A emblemática praia da Laginha, cartão-postal da cidade, tornou-se foco de preocupação. Estudos recentes identificaram contaminação fecal nas águas e no areal, com presença de parasitas patogénicos. O apelo das autoridades é claro: evitar banhos enquanto persistirem os riscos. 

No entanto, muitos banhistas continuam a ignorar as directrizes, expondo-se e expondo outros à possibilidade de contaminação por via indirecta. E de nada vale chamar a atenção daqueles que decidem desafiar o perigo, mergulhando nas águas da Laginha em resposta ao calor que se faz sentir. 

O ano lectivo em suspenso

Com o início do ano lectivo previsto para Setembro, há receio de que os esgotos nas imediações de escolas comprometam o normal regresso às aulas. A preocupação maior é com as crianças do básico. A delegação do Ministério da Educação está a trabalhar para que o próximo ano comece sem sobressaltos. 

CMSV garante, por seu turno, que tudo está a fazer para criar condições para evitar sobressaltos, mas o cenário ainda é incerto. A presença de águas residuais em zonas escolares levanta preocupações sobre a segurança das crianças e dos profissionais da educação.

Esforços em curso

A CMSV, em articulação com o Governo e parceiros internacionais, iniciou trabalhos de recuperação das estações de bombagem e desobstrução das condutas. O plano inclui também a reabilitação de vias públicas, reforço da rede elétrica e recolha intensiva de resíduos. No entanto, a extensão dos danos e a complexidade técnica tornam difícil prever quando a normalidade será restabelecida.

Medicamentos e solidariedade

Em resposta à emergência sanitária, chegaram apoios medicinais de vários países. Holanda e França enviaram lotes de antibióticos, antidiarreicos e kits de primeiros socorros, reforçando os estoques dos centros de saúde locais. Os Estados Unidos da América, através da campanha “Amor Pá Soncent, Nu Djunta Mon”, mobilizaram recursos para aquisição de medicamentos e apoio direto às famílias. Portugal, por meio de várias associações, organizou a recolha de bens essenciais, incluindo material médico, com envio previsto para os próximos dias. 
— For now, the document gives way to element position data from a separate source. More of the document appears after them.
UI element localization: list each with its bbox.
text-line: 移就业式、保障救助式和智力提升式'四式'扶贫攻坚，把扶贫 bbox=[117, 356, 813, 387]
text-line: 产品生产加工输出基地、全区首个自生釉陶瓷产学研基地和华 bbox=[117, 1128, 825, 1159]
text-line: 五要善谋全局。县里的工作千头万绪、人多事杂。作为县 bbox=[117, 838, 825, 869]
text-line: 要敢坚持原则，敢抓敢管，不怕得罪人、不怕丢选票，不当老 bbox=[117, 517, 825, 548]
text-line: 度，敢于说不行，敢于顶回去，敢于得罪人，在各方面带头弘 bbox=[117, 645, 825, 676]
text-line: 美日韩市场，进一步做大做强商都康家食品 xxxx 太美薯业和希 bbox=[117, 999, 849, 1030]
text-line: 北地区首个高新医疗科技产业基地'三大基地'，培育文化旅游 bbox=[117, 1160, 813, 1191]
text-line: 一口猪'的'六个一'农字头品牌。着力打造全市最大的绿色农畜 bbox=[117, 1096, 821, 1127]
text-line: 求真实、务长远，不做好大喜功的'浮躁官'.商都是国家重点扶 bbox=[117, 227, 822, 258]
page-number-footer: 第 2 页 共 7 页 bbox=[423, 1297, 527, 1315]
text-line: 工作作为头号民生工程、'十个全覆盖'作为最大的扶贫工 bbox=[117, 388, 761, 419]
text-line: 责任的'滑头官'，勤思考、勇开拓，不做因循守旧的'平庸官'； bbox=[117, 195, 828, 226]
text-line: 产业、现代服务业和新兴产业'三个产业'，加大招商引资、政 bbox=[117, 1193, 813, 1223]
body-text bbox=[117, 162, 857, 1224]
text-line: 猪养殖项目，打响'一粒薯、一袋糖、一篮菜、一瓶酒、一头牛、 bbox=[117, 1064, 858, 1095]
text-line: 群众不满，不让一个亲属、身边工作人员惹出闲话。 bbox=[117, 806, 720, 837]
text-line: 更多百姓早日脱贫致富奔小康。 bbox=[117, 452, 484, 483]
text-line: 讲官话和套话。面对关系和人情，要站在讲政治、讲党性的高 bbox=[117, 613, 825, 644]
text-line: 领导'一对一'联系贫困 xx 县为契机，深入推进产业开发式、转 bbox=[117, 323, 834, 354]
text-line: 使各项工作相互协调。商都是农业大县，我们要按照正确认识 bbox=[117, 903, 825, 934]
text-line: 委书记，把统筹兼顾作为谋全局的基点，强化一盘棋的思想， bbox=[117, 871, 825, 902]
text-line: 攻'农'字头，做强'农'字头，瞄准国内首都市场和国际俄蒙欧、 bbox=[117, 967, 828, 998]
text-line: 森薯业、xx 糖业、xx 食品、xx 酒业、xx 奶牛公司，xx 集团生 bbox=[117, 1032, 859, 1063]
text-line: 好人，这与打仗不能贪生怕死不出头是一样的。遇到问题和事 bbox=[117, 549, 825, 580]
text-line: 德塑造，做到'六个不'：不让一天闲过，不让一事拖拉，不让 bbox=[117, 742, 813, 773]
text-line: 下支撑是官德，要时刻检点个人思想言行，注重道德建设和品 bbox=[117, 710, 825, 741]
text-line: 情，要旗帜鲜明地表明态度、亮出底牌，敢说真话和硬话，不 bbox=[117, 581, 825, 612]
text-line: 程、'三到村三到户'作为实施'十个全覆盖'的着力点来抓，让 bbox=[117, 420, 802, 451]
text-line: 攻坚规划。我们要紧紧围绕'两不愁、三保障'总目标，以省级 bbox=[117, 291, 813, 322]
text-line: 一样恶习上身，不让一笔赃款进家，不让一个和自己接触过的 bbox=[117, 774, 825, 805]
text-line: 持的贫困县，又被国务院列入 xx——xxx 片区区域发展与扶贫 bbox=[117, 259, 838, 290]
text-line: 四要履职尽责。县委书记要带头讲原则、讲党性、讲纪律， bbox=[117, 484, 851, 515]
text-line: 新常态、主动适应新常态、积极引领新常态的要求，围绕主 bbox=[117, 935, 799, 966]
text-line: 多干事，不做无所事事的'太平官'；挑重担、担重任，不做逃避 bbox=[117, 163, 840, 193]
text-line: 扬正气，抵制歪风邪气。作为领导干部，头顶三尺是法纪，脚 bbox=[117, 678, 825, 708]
Estes gestos de solidariedade internacional, nalguns casos por iniciativa de emigrantes cabo-verdianos, têm sido fundamentais para mitigar os impactos da crise e garantir assistência às populações mais vulneráveis.
A crise sanitária em São Vicente é um desafio social, ambiental e político. Exige coordenação entre instituições, responsabilidade cidadã e solidariedade comunitária. Como afirmou a representante da Organização Mundial de Saúde (OMS) em Cabo Verde, Ann Lindstrand, “a reconstrução deve ser feita com resiliência, pensando em estruturas e comportamentos que previnam futuras tragédias”.